L'identification des victimes du vol MH17 abattu en Ukraine en juillet dernier se poursuit. Certaines d'entre elles pourraient néanmoins ne jamais être identifiées car la recherche de restes humains sur le site de l'accident a été interrompue à la suite de combats dans le secteur.

19 sept. 2014, 16:58
epa04392215 Flowers and stuffed animals lie in commemoration of MH17 victims at Schiphol Airport, The Netherlands, 09 September 2014. Malaysia Airlines Flight MH17 crashed after breaking up in the air probably after being hit 'by a large number of high-energy objects,' a preliminary Dutch investigative report released on 09 September 2014 finds. Images of the MH17 wreckage show that it was pierced in numerous places from the outside, causing the Boeing 777 to break up in flight over eastern Ukraine, the preliminary Dutch investigative report says. Investigators found no evidence that the crash resulted from a technical problem or crew error, says the report by the Dutch Safety Board.  EPA/REMKO DE WAAL

Des experts en médecine légale ont identifié quatorze nouvelles victimes du crash en Ukraine de l'avion de Malaysia Airlines, a annoncé vendredi le ministère néerlandais de la Justice. Le total des identifications de victimes est ainsi porté de 225.

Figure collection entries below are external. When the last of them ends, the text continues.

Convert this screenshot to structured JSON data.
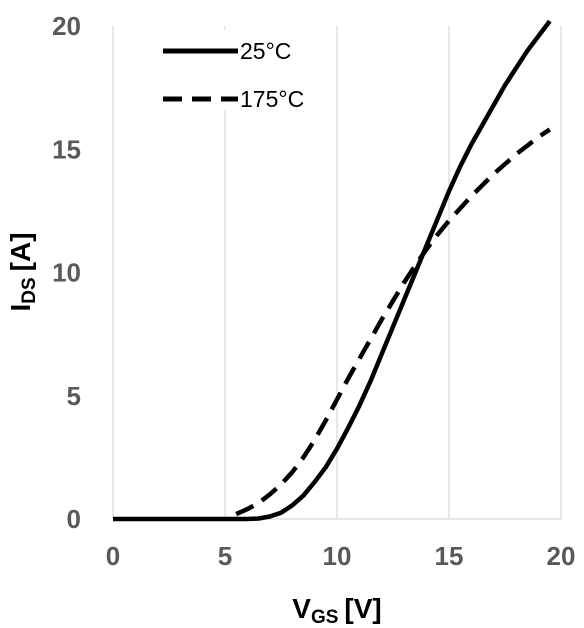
{
  "chart_data": {
    "type": "line",
    "xlabel": "V",
    "xlabel_sub": "GS",
    "xlabel_unit": "[V]",
    "ylabel": "I",
    "ylabel_sub": "DS",
    "ylabel_unit": "[A]",
    "xlim": [
      0,
      20
    ],
    "ylim": [
      0,
      20
    ],
    "xticks": [
      "0",
      "5",
      "10",
      "15",
      "20"
    ],
    "yticks": [
      "0",
      "5",
      "10",
      "15",
      "20"
    ],
    "grid": "vertical",
    "legend_position": "top-left",
    "series": [
      {
        "name": "25°C",
        "style": "solid",
        "x": [
          0,
          2,
          4,
          5,
          6,
          6.5,
          7,
          7.5,
          8,
          8.5,
          9,
          9.5,
          10,
          10.5,
          11,
          11.5,
          12,
          12.5,
          13,
          13.5,
          14,
          14.5,
          15,
          15.5,
          16,
          16.5,
          17,
          17.5,
          18,
          18.5,
          19,
          19.5
        ],
        "y": [
          0,
          0,
          0,
          0,
          0,
          0.02,
          0.1,
          0.25,
          0.55,
          0.95,
          1.5,
          2.1,
          2.85,
          3.7,
          4.6,
          5.6,
          6.7,
          7.8,
          8.9,
          10.0,
          11.1,
          12.2,
          13.3,
          14.3,
          15.2,
          16.0,
          16.8,
          17.6,
          18.3,
          19.0,
          19.6,
          20.2
        ]
      },
      {
        "name": "175°C",
        "style": "dashed",
        "x": [
          5.5,
          6,
          6.5,
          7,
          7.5,
          8,
          8.5,
          9,
          9.5,
          10,
          10.5,
          11,
          11.5,
          12,
          12.5,
          13,
          13.5,
          14,
          14.5,
          15,
          15.5,
          16,
          16.5,
          17,
          17.5,
          18,
          18.5,
          19,
          19.5
        ],
        "y": [
          0.2,
          0.4,
          0.65,
          1.0,
          1.4,
          1.9,
          2.5,
          3.2,
          4.0,
          4.85,
          5.7,
          6.5,
          7.3,
          8.1,
          8.85,
          9.6,
          10.3,
          10.95,
          11.55,
          12.1,
          12.6,
          13.1,
          13.55,
          14.0,
          14.4,
          14.8,
          15.15,
          15.5,
          15.8
        ]
      }
    ]
  }
}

"Parmi ces quatorze victimes, sept étaient de nationalité néerlandaise et sept avaient une autre nationalité", a indiqué le ministère dans un communiqué. "Les proches des victimes ont été informés", a ajouté le ministère, soulignant que les nationalités des victimes non néerlandaises ne seraient pas rendues publiques "à la demande des ambassades des pays concernés".

Le Boeing de Malaysia Airlines assurant la liaison Amsterdam-Kuala Lumpur avait explosé en vol le 17 juillet, vraisemblablement abattu par un missile pendant son survol de l'Est de l'Ukraine. Il transportait 298 personnes, dont 193 ressortissants néerlandais.

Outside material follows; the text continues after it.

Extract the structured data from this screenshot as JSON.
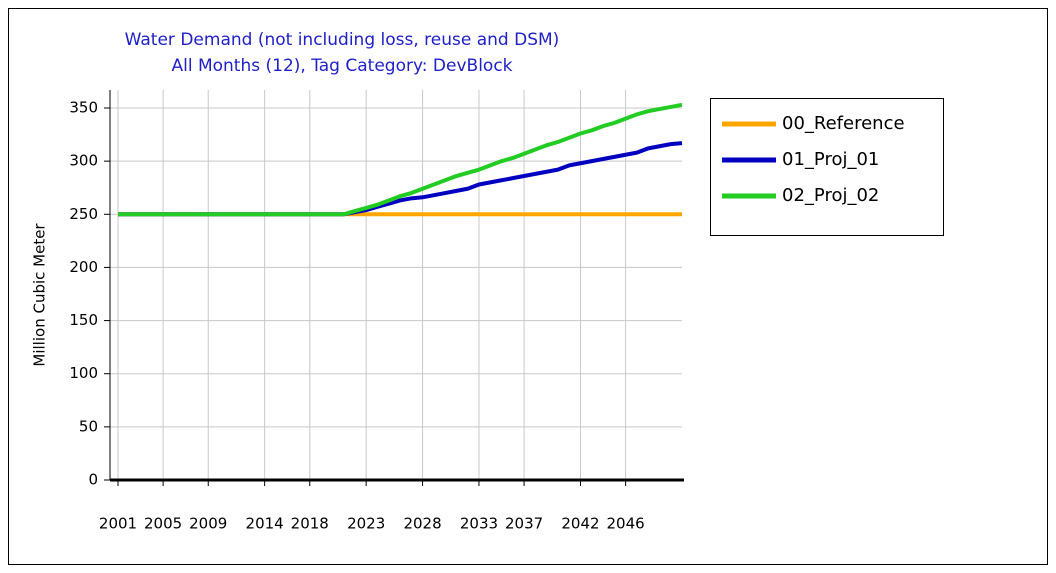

Certaines victimes pourraient ne jamais être identifiées car la recherche de restes humains sur le site de l'accident a été interrompue à la suite de combats dans ce secteur entre l'armée ukrainienne et les insurgés pro-russes.

Le premier ministre néerlandais Mark Rutte a indiqué vendredi qu'il était encore "trop dangereux" de se rendre sur le site du crash. La majorité des enquêteurs néerlandais qui se trouvaient en Ukraine vont donc revenir aux Pays-Bas.